The device 588 is then operated to sever the inner sleeve 584, so that an axial pull force can be imparted to the outer sleeve 85, to separate the joint 87. A part of the liner 516 located uphole of the position where the liner has been severed (at joint 87) can then be separated from the part of the liner downhole of said position, and recovered to surface. The portion of the inner sleeve 584 remaining in the wellbore forms a fishing neck which a fishing tool (not shown) can latch into, to retrieve the remainder of the liner 516.
[0087] Various modifications may be made to the foregoing without departing from the spirit or scope of the present invention.
[0088] For example, a number of different primary operations, employing a tubing string for performing the operation, are shown and described herein.
It will be understood that tubing strings appropriate for performing a wide range of different primary operations may be employed, and that the method of the present invention may be used to facilitate the determination of the stuck point of any such tubing string. Further tubing strings and so primary operations may include those associated with a workover or intervention operations, which may be performed subsequent to lining and cementing of a well bore.
[0089] The primary operation may be a wellbore-lining operation, involving positioning the tubing string in the wellbore where it lines at least part of a wall of the drilled wellbore wall. The tubing string may be a wellbore-lining tubing, which may be casing, liner, sandscreen or the like.

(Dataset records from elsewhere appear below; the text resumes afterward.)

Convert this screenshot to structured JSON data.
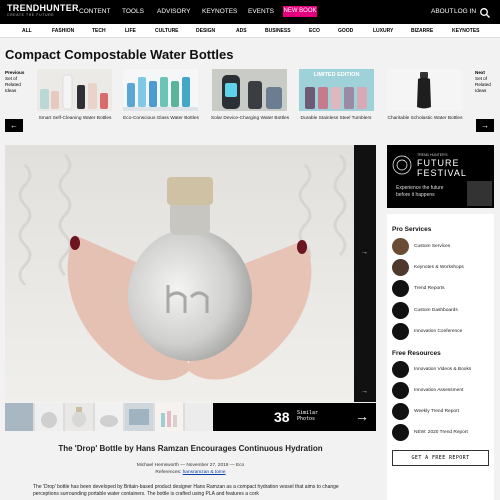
{
  "brand": {
    "name": "TRENDHUNTER",
    "tagline": "CREATE THE FUTURE"
  },
  "nav": {
    "items": [
      "CONTENT",
      "TOOLS",
      "ADVISORY",
      "KEYNOTES",
      "EVENTS"
    ],
    "new_book": "NEW BOOK",
    "about": "ABOUT",
    "login": "LOG IN"
  },
  "categories": [
    "ALL",
    "FASHION",
    "TECH",
    "LIFE",
    "CULTURE",
    "DESIGN",
    "ADS",
    "BUSINESS",
    "ECO",
    "GOOD",
    "LUXURY",
    "BIZARRE",
    "KEYNOTES"
  ],
  "page_title": "Compact Compostable Water Bottles",
  "related": {
    "prev_label": [
      "Previous",
      "Set of",
      "Related",
      "Ideas"
    ],
    "next_label": [
      "Next",
      "Set of",
      "Related",
      "Ideas"
    ],
    "items": [
      {
        "caption": "Smart Self-Cleaning Water Bottles"
      },
      {
        "caption": "Eco-Conscious Glass Water Bottles"
      },
      {
        "caption": "Solar Device-Charging Water Bottles"
      },
      {
        "caption": "Durable Stainless Steel Tumblers",
        "badge": "LIMITED EDITION"
      },
      {
        "caption": "Charitable Scholastic Water Bottles"
      }
    ]
  },
  "gallery": {
    "similar_count": "38",
    "similar_label": [
      "Similar",
      "Photos"
    ]
  },
  "article": {
    "title": "The 'Drop' Bottle by Hans Ramzan Encourages Continuous Hydration",
    "byline": "Michael Hemsworth — November 27, 2019 — Eco",
    "references_label": "References:",
    "references": "hansramzan & tome",
    "body": "The 'Drop' bottle has been developed by Britain-based product designer Hans Ramzan as a compact hydration vessel that aims to change perceptions surrounding portable water containers. The bottle is crafted using PLA and features a cork"
  },
  "ad": {
    "small": "TREND HUNTER'S",
    "headline": [
      "FUTURE",
      "FESTIVAL"
    ],
    "sub": [
      "Experience the future",
      "before it happens"
    ]
  },
  "pro_services": {
    "heading": "Pro Services",
    "items": [
      "Custom Services",
      "Keynotes & Workshops",
      "Trend Reports",
      "Custom Dashboards",
      "Innovation Conference"
    ]
  },
  "free_resources": {
    "heading": "Free Resources",
    "items": [
      "Innovation Videos & Books",
      "Innovation Assessment",
      "Weekly Trend Report",
      "NEW: 2020 Trend Report"
    ]
  },
  "report_button": "GET A FREE REPORT",
  "colors": {
    "accent": "#e4007c",
    "bar": "#000000",
    "link": "#0a3fa8"
  }
}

[0090] The primary operation may be a workover or intervention operation, which may be performed subsequent to lining and cementing of the wellbore. The tubing string may be a workover or intervention tubing string, used to deploy a workover or intervention tool into the wellbore.

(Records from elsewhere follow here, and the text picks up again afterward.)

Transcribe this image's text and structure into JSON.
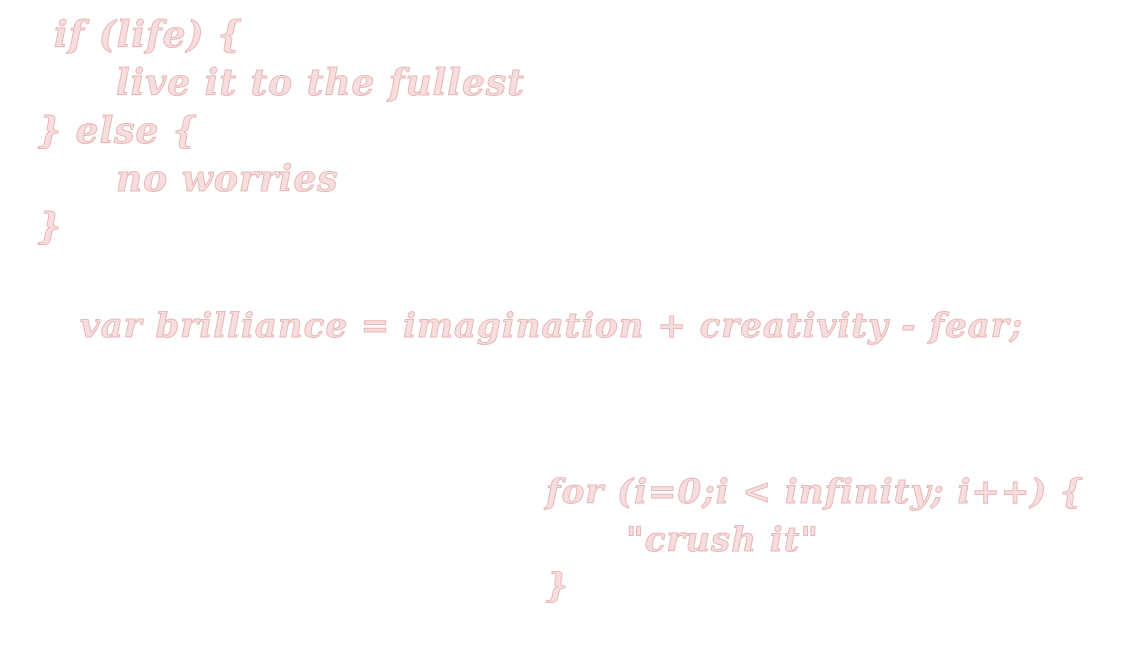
{
  "block_if_else": {
    "line1": "if (life) {",
    "line2": "live it to the fullest",
    "line3": "} else {",
    "line4": "no worries",
    "line5": "}"
  },
  "block_var": {
    "line1": "var brilliance = imagination + creativity - fear;"
  },
  "block_for": {
    "line1": "for (i=0;i < infinity; i++) {",
    "line2": "\"crush it\"",
    "line3": "}"
  },
  "colors": {
    "text_fill": "#f7dede",
    "text_outline": "#e9b7b7",
    "background": "#ffffff"
  }
}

[0091] The tubing string may be made up from a series of lengths or sections of tubing coupled together end-to-end. However, the invention has a utility with continuous lengths of tubing, such as coiled tubing.

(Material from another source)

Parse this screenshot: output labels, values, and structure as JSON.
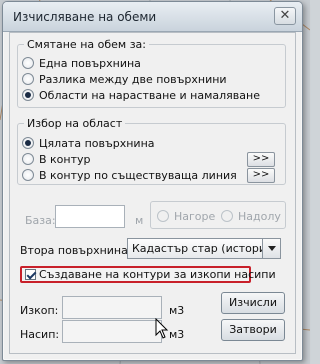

[0092] Whilst a preferred form of data transmission in the illustrated embodiments is by means of fluid pressure pulses, alternative data transmission methods may be employed. One particular alternative is to transmit data to surface acoustically, and the data transmission device may then be or may take the form of an acoustic data transmission device. The device may comprise a primary transmitter associated with the at least one sensor, for transmitting the data. The method may comprise positioning at least one repeater uphole of the primary transmitter, and arranging the repeater to receive a signal transmitted by the primary transmitter and to repeat the signal to transmit the data to surface.
[0093] Embodiments disclosed herein include:
[0094] A. A method that includes introducing a string of tubing into a wellbore to perform a primary operation, the string of tubing including at least one sensor for measuring strain and at least one device operatively associated with the at least one sensor, translating the string of tubing relative to the wellbore, imparting a load on the string of tubing when the tubing becomes stuck in the wellbore at a stuck point and thereby generating strain in the string of tubing above the stuck point, measuring the strain with the at least one sensor, transmitting data indicative of the strain to a surface location with the at least one device, and determining a position of the at least one sensor in the wellbore, as based on the strain, relative to the stuck point.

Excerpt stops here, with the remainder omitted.